Евгений Каминский

Евгений Каминский

Четвёртое измерение № 13 (397) от 1 мая 2017 года

Бессмертной души гарнизон

Ода юбиляру,

или Как Каминский остался с «Носом»

 

С Евгением Каминским я встретился однажды десять лет назад. Тогда я приезжал в Питер для работы над своей книгой «Жесткокрылое время»  с редакторами Натальей Шумских и Алексеем Ахматовым. Благодаря последнему попал «как Чацкий с корабля на бал» на вручение премии имени Н. В. Гоголя «Нос» в Эрмитажный театр. Одним из лауреатов и стал тогда Евгений Каминский, причём в номинации «Проза» за исторический роман «Князь Долгоруков». Каковое событие мы и отметили тем же вечером посиделками с умеренным возлиянием и декламацией стихов по кругу в редакции журнала «Звезда», где и поныне трудится Евгений. Но знаю и ценю его прежде всего как поэта, в основном благодаря подаренной им тогда же книге «Из мрамора» и последующим нечастыми виртуальным встречам в интернете. Одна из них закончилась лауреатством Евгения Каминского на конкурсе «45-й калибр».

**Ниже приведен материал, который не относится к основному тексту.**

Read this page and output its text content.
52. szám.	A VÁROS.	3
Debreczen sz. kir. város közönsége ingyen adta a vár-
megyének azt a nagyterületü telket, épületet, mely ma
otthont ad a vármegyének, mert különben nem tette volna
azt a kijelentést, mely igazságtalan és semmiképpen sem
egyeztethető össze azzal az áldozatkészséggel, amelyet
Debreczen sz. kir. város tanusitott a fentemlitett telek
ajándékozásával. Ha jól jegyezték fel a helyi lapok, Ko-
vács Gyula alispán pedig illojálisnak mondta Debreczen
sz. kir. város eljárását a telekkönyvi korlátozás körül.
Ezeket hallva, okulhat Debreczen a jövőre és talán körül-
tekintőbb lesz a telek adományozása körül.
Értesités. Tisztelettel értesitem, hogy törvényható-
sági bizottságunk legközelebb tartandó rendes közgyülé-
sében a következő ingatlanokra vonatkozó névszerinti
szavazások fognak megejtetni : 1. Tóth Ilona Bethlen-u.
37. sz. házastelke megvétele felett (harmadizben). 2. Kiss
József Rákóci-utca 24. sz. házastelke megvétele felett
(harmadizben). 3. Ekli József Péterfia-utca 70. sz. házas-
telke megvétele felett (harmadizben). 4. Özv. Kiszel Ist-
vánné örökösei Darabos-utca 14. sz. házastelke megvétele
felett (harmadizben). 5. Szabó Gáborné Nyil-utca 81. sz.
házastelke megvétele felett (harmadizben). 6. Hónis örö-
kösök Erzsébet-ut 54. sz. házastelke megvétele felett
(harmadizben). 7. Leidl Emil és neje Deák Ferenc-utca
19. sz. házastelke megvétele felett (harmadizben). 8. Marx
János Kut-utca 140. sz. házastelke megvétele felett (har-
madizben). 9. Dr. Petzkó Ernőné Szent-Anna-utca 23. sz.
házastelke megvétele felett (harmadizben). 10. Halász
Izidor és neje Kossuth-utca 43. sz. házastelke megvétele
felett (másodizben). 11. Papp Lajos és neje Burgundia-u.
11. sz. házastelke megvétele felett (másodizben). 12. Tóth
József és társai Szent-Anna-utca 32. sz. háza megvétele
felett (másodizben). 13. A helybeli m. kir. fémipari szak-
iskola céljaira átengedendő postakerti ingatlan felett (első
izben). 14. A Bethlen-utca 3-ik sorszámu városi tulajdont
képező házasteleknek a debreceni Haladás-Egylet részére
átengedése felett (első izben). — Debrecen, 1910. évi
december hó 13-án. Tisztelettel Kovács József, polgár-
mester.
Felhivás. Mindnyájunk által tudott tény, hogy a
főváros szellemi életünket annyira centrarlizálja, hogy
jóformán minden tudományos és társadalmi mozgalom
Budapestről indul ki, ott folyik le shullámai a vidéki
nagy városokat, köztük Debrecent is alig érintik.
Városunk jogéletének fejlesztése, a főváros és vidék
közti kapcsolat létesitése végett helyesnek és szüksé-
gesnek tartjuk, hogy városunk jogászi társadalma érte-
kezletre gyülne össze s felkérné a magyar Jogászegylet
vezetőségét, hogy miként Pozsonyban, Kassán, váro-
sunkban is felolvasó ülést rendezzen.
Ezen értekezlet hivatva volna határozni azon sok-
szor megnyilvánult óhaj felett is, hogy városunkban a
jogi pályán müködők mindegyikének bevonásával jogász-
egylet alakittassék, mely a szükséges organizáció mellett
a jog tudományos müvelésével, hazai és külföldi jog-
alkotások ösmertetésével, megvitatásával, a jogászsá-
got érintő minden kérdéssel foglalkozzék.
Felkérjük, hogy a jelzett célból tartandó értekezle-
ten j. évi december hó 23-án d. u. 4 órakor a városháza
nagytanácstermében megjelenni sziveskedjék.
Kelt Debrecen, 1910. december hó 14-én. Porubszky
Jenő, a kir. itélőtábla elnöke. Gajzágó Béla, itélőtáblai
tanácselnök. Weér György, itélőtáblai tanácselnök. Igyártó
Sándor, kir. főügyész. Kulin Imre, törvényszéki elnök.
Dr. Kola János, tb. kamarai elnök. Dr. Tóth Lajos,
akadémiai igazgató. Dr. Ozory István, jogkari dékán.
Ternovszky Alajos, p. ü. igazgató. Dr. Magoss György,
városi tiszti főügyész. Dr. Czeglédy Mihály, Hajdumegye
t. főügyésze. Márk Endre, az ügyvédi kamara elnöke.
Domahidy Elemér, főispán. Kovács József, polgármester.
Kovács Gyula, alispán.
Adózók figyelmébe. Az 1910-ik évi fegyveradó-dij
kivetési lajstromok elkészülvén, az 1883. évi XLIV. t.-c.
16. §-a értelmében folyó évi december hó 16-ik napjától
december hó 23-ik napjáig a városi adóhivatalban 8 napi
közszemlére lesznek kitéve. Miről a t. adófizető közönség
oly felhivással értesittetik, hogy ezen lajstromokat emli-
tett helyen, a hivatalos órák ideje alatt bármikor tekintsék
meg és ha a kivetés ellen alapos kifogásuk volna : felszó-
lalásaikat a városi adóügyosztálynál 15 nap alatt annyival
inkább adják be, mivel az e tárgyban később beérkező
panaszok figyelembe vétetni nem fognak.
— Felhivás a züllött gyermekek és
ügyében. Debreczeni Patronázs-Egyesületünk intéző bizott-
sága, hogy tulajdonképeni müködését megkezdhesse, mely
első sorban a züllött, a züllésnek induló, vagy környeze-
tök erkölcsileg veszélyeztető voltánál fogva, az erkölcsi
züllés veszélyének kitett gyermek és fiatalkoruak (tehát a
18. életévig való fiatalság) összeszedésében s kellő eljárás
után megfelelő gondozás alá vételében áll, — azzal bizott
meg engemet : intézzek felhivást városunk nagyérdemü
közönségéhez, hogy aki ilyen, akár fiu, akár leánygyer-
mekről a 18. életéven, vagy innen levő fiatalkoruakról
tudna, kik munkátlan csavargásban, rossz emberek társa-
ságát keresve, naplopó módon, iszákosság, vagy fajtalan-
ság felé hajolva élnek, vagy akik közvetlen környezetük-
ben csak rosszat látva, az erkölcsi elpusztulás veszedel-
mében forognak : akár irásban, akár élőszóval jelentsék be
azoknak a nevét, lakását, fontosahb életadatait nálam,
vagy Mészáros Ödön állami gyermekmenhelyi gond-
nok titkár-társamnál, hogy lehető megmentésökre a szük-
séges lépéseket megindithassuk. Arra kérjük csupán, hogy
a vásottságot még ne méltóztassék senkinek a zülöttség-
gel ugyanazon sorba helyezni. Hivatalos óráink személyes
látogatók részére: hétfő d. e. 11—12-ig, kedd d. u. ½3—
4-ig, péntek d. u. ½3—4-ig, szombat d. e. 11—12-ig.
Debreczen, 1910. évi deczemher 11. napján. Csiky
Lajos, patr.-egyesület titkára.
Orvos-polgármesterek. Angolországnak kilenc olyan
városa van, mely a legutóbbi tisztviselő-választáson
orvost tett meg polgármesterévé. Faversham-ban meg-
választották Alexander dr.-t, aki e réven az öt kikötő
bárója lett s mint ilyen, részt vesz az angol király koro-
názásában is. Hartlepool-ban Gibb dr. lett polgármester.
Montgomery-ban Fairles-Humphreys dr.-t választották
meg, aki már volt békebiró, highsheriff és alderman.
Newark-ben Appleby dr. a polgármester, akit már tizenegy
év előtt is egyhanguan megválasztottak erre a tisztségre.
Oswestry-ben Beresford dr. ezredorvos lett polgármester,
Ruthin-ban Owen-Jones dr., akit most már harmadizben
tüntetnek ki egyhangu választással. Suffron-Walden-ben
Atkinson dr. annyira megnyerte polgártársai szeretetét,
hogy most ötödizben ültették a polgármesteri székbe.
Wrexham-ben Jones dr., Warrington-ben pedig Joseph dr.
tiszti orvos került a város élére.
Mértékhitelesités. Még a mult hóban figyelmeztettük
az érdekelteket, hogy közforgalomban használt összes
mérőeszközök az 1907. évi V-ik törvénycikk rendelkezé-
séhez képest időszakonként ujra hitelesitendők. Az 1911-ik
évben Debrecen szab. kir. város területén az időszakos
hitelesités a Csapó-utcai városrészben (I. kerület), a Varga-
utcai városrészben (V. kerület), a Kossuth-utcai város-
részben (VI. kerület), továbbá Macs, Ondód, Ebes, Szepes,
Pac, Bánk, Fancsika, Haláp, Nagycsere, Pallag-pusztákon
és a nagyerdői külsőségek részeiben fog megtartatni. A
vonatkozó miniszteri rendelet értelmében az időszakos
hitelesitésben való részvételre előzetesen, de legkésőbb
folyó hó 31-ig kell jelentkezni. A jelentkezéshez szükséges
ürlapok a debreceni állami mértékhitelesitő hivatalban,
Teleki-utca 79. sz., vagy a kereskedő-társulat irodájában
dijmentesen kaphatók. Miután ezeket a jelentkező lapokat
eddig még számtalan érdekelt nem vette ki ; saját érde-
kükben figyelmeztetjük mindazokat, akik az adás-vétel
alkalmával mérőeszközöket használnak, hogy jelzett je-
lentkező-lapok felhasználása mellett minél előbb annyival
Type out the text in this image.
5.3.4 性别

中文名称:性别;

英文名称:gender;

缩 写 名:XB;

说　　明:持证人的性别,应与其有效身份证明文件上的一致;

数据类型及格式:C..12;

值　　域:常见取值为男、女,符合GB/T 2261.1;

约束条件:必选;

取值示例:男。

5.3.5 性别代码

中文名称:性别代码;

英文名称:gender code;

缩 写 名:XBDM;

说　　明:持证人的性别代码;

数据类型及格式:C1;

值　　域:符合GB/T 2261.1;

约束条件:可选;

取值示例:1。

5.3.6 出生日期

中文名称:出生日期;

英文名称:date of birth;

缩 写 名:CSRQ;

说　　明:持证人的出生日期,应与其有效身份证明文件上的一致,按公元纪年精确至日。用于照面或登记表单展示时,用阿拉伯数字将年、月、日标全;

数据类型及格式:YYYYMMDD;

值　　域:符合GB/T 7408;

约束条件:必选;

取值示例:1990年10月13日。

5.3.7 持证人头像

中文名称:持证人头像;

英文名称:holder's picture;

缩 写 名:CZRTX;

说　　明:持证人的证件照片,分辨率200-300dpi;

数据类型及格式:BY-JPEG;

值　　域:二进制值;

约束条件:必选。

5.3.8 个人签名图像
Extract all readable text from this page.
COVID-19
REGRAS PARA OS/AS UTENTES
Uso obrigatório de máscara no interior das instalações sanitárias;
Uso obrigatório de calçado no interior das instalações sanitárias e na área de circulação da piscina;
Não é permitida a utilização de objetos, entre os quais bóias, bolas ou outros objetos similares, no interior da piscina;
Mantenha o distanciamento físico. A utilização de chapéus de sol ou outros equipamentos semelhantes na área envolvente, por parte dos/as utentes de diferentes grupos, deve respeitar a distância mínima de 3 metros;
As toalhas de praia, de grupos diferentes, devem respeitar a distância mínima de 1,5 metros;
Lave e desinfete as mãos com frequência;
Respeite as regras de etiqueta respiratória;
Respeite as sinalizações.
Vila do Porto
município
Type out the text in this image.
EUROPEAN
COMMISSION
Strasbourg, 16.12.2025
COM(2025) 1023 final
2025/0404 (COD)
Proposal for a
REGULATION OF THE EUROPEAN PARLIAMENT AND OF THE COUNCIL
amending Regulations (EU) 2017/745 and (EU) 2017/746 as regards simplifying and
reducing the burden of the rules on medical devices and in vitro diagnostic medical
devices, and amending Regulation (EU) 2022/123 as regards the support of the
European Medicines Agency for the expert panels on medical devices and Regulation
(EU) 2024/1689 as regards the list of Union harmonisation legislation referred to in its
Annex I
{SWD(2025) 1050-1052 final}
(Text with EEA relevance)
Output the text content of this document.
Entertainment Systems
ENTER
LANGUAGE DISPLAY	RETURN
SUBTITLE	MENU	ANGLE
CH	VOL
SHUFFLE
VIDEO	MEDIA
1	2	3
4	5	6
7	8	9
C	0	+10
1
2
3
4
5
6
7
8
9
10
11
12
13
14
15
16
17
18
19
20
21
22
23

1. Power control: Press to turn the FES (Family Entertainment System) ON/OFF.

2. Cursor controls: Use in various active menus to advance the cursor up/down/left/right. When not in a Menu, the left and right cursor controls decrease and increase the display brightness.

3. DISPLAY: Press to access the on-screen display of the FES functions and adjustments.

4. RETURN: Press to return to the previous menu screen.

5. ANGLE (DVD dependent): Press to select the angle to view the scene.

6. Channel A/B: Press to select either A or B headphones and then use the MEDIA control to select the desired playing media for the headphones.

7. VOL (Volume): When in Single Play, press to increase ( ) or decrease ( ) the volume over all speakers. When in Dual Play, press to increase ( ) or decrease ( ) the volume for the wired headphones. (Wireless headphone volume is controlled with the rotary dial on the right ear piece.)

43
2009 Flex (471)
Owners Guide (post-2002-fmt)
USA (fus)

29 апреля Евгений отпраздновал 60-летний юбилей. В этот знаменательный день хочется от имени «45-й параллели» и от себя лично пожелать юбиляру здоровья, счастья, оптимизма и творческих успехов на ниве отечественной словесности!

 

Сергей Смирнов

 

* * *

 

Лёгкий смог и монгольское иго

шестимесячной лютой зимы,

и кривые немного, амиго,

и немые, как будто не мы,

 

мы зачем-то стоим у дороги

и, не чувствуя собственных ног,

смотрим, как наши тени убоги,

словно пьяные, валятся вбок.

 

Ничего не останется, право…

Не откликнется после, увы,

в новой поросли старая слава

слов, вмещавших размах синевы.

 

Только что нам какие-то нети,

обречённым и так между строк

на бесчувственной этой планете

отбывать свой пожизненный срок?!

 

Что нам, битым, все эти монголы,

налетевшие шумной ордой

рвать на части и резать глаголы

ради правды своей молодой,

 

если жизнь нам и до здесь и после –

нескончаемый шок болевой –

быть позволила истины возле,

упиваясь её синевой?!

 

* * *

 

Не помню, чтоб рвался к свободе за сорок морей.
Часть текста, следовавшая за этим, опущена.